Reúna a citação, a denúncia e a cópia integral do inquérito; o prazo de resposta do art. 406 corre a partir da citação válida.
Na ordem:
- Guarde o mandado de citação e anote a data do cumprimento. É dela que corre o prazo de 10 dias do art. 406 do CPP.
- Obtenha a cópia integral dos autos, inclusive do inquérito. Laudos, imagens, relatórios e depoimentos são a base sobre a qual as testemunhas serão escolhidas.
- Liste nomes, endereços e o que cada pessoa presenciou. São até 8 testemunhas, arroladas na resposta escrita, e trocar essa lista depois é difícil.
- Separe o que documenta a versão dos fatos. Mensagens, registros de localização, prontuários, boletins anteriores, tudo com data.
- Não altere, apague nem combine versão com ninguém. A conduta cria problema novo, em regra mais grave que o original.
- Se houver prisão, verifique a data da última decisão que a manteve. A revisão do art. 316 é de 90 dias e precisa ser cobrada nos autos.

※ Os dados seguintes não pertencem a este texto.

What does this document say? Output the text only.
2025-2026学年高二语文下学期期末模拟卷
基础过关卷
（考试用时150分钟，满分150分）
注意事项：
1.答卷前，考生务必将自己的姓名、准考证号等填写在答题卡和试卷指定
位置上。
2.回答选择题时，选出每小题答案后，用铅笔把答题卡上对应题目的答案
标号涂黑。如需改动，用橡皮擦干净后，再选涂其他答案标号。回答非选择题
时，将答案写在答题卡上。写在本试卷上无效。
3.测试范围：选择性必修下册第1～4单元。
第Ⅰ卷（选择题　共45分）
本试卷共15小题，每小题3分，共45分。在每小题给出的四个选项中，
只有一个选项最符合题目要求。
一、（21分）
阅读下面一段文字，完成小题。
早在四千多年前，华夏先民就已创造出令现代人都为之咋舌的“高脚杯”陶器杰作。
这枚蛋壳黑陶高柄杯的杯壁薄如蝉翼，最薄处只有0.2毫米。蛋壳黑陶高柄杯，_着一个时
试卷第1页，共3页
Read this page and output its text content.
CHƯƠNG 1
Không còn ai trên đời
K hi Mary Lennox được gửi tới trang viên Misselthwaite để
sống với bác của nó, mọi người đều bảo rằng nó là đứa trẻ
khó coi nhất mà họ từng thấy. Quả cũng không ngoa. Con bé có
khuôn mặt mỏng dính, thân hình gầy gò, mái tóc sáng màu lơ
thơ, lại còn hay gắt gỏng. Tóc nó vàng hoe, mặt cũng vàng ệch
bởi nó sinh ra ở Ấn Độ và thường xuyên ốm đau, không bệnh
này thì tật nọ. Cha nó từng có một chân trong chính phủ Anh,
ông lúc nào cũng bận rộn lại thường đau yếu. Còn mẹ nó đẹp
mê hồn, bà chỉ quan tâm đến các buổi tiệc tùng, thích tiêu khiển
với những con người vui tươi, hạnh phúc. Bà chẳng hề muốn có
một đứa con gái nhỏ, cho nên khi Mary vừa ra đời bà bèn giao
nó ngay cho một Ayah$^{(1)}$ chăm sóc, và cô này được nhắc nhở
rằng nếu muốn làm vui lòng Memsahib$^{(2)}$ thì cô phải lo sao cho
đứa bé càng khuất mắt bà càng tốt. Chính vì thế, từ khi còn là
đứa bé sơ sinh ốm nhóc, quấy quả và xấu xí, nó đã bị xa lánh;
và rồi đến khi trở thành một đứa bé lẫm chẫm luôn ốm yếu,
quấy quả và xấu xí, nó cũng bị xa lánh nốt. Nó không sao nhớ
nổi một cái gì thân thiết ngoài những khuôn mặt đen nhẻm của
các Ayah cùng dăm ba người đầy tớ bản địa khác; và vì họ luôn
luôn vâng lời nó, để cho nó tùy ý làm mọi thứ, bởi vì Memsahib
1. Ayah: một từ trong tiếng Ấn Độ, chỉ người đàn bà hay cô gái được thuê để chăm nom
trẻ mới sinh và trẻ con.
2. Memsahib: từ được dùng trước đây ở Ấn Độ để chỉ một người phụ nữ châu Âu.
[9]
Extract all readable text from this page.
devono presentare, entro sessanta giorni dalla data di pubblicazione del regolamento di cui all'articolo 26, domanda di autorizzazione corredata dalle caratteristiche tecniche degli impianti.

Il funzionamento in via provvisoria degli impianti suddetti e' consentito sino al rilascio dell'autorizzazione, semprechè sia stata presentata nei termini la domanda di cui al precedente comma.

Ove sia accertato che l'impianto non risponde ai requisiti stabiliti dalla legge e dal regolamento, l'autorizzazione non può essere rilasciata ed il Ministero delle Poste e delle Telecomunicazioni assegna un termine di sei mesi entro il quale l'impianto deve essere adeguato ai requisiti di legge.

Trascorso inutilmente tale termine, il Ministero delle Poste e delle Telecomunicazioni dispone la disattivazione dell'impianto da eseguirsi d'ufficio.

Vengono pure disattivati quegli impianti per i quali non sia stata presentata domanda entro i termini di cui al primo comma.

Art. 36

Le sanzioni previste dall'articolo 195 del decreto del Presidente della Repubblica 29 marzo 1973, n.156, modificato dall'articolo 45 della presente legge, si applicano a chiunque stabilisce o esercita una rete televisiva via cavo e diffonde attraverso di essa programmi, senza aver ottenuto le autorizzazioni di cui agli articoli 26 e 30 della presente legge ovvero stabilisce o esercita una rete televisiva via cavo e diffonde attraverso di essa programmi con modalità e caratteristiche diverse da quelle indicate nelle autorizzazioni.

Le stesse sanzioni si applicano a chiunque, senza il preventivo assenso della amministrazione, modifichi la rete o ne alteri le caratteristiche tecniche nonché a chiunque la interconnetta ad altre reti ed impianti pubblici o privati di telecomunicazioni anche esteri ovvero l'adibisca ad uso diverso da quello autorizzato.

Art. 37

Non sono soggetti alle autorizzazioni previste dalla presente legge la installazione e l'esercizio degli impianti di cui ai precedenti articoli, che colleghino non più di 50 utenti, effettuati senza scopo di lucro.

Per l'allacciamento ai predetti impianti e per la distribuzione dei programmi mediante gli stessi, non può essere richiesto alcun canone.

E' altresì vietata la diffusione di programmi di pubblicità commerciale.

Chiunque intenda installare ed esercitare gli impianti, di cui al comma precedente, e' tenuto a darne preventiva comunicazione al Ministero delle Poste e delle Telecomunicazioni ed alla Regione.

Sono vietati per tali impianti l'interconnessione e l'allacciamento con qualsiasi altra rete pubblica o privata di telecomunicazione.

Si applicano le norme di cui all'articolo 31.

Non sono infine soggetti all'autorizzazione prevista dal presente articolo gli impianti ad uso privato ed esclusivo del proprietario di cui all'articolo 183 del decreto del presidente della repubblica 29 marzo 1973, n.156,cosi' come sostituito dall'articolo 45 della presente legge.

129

Depois da pronúncia, marque duas datas: o dia em que ela transitou em julgado, que abre a contagem dos 6 meses do art. 428, e o terceiro dia útil anterior à sessão, limite do art. 479 para juntar documento ou objeto. O que decide um julgamento no júri é a prova produzida nos meses anteriores a ele.
Perguntas frequentes
Quanto tempo demora um processo do Tribunal do Júri?
A lei fixa prazos por etapa, não um prazo total. O art. 412 do Código de Processo Penal determina que a primeira fase, do recebimento da denúncia até a pronúncia, seja concluída em 90 dias. Depois da pronúncia, o art. 428 permite o desaforamento por comprovado excesso de serviço se o julgamento não puder ser realizado em 6 meses contados do trânsito em julgado dessa decisão, sem computar adiamentos e diligências de interesse da defesa. São prazos legais: perícias, cartas precatórias e recursos alongam a duração real.
O que é a pronúncia e o que ela decide?
Pelo art. 413 do Código de Processo Penal, o juiz pronuncia o acusado quando se convence da materialidade do fato e da existência de indícios suficientes de autoria ou participação. A pronúncia não é condenação: ela encerra a primeira fase e manda o caso ao júri. A fundamentação é limitada a essa indicação, com a declaração do dispositivo legal e das qualificadoras e causas de aumento. Contra ela cabe recurso em sentido estrito, no prazo de cinco dias, pelos arts. 581, IV, e 586.
Como são escolhidos os jurados e quantos são?
O art. 447 do CPP prevê um juiz togado como presidente e 25 jurados sorteados entre os alistados, dos quais 7 formam o Conselho de Sentença de cada sessão. Pelo art. 463, a sessão só se instala com pelo menos 15 jurados presentes. No sorteio, o art. 468 dá a palavra primeiro à defesa e depois ao Ministério Público, e cada parte pode recusar até 3 jurados sem motivar a recusa. O serviço do júri é obrigatório para maiores de 18 anos.
Condenado pelo júri, o réu é preso na hora?
O art. 492, I, 'e', do CPP escreve a execução provisória para penas iguais ou superiores a 15 anos de reclusão, mas esse patamar foi superado. No Tema 1068 da repercussão geral, cujo leading case é o RE 1.235.340, oriundo de Santa Catarina, o Supremo Tribunal Federal fixou que a soberania dos veredictos autoriza a imediata execução da condenação imposta pelo corpo de jurados, independentemente do total da pena aplicada. É um cenário que a defesa precisa antecipar.
Onde funciona o Tribunal do Júri em Florianópolis?
Os julgamentos por crime doloso contra a vida ocorridos em Florianópolis são realizados pela Vara do Tribunal do Júri da comarca da Capital, cujo Conselho de Sentença profere o veredicto. A unidade fica no Foro Central, na Rua Álvaro Millen da Silveira, 208, Centro, Florianópolis, telefone (48) 3287-6500. A investigação que antecede o processo costuma correr na Delegacia de Homicídios da Capital, na Avenida Prefeito Osmar Cunha, 263, 3º andar, Centro.